Wednesday, September 24, 2008

Locking down legacy code.

So let’s look at the situation where we have a block of code that’s run, but not unit tested. There are many great examples that look like

someBlock()
{
...
o = calculateSomething(a,b);
....
}

now let’s say we wanted to refactor calculateSomething, but it’s dangerous to do that, since we aren’t sure the tests will assert against the changes we might make. Even if the code coverage is 100%, that doesn’t guarantee that the asserts are 100%. For example the test

testSomeBlock()
{
new SomeObject().someBlock();
}

would yield 100% coverage, and not provide any asserts against change.

So let’s look at a locking technique for this code.
1) ‘peel’ the function.
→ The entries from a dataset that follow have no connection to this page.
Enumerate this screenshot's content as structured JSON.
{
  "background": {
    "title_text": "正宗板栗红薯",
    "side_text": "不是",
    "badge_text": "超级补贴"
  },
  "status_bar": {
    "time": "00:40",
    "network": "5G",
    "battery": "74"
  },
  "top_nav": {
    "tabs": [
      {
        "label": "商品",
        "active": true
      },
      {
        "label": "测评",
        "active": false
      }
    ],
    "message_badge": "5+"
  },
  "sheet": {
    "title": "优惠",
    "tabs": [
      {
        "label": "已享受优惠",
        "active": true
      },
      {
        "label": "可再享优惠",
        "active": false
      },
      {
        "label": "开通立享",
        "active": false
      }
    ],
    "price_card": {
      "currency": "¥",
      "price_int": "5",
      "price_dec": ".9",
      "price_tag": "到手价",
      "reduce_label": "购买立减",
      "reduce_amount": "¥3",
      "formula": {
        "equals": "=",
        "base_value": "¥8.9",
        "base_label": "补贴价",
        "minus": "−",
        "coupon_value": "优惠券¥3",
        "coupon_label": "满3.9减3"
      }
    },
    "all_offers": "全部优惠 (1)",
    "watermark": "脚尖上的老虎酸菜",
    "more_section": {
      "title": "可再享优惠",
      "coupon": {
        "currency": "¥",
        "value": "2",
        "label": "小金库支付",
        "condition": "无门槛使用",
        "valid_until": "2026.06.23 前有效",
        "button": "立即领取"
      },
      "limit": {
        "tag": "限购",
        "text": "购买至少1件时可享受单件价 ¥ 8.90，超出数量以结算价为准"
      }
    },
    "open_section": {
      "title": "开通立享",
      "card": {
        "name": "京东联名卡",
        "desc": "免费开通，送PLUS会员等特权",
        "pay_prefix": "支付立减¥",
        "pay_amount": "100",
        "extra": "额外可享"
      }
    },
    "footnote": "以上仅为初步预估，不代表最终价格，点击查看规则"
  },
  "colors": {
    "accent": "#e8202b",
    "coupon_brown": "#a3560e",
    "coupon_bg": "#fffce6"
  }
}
Make calculateSomething(){ return calculateSomething1();}
2) Clone the function make calculateSomething2();
3) Add an in production code assert

calculateSomething(a,b)
{
result1 = calculateSomething1(a,b);
result2 = calculateSomething2(a,b);
assertEquals(result1, result2);
return result2;
}

4) now you can refactor calculateSomething2 with safety, even if the above execute only test above was your only test.
5) clean up, once you feel safe with the refactor, remove the calculateSomething1, and inline calculateSomething2.

Of course there need to be a few properties of calculateSomething(a,b), like it has a return value & it doesn’t cause problems by being run twice, etc...

Now this bring some added bonuses:
Case 1. image you have a big block of code you can do an automatic refactoring, like ‘extract method’ and then apply this technique to it.

Case 2. Theory based testing. the interesting thing about the calculateSomething2(a,b) == calculateSomething1(a,b) is you don’t care what a and b are, nor do you need pre-knowledge of their return value. This means you can write a random generator of a,b and blast calculateSomething with thousands of cases.

For example, i have a triangle class that calculates the angles given 3 points. then if i have a generator of point(x,y) i can write
for(int i = 0; i < 10000; i++)
{
Triangle t = new Triangle(generatePoint(),generatePoint(), generatePoint());
assertEquals(t.getAngles1(), t.getAngles2);
}
and WOW, i have massively locked down code in a matter of seconds.

Case 3. Code in production. So lets say I have a total mess of legacy code, in production. I can use this technique, but with a ‘soft’ logging fail. refactor, wait a week, and if nothing went wrong, remove old methoda. It’s not ideal, but ‘total mess of legacy code’ took us away form ideal in the beginning.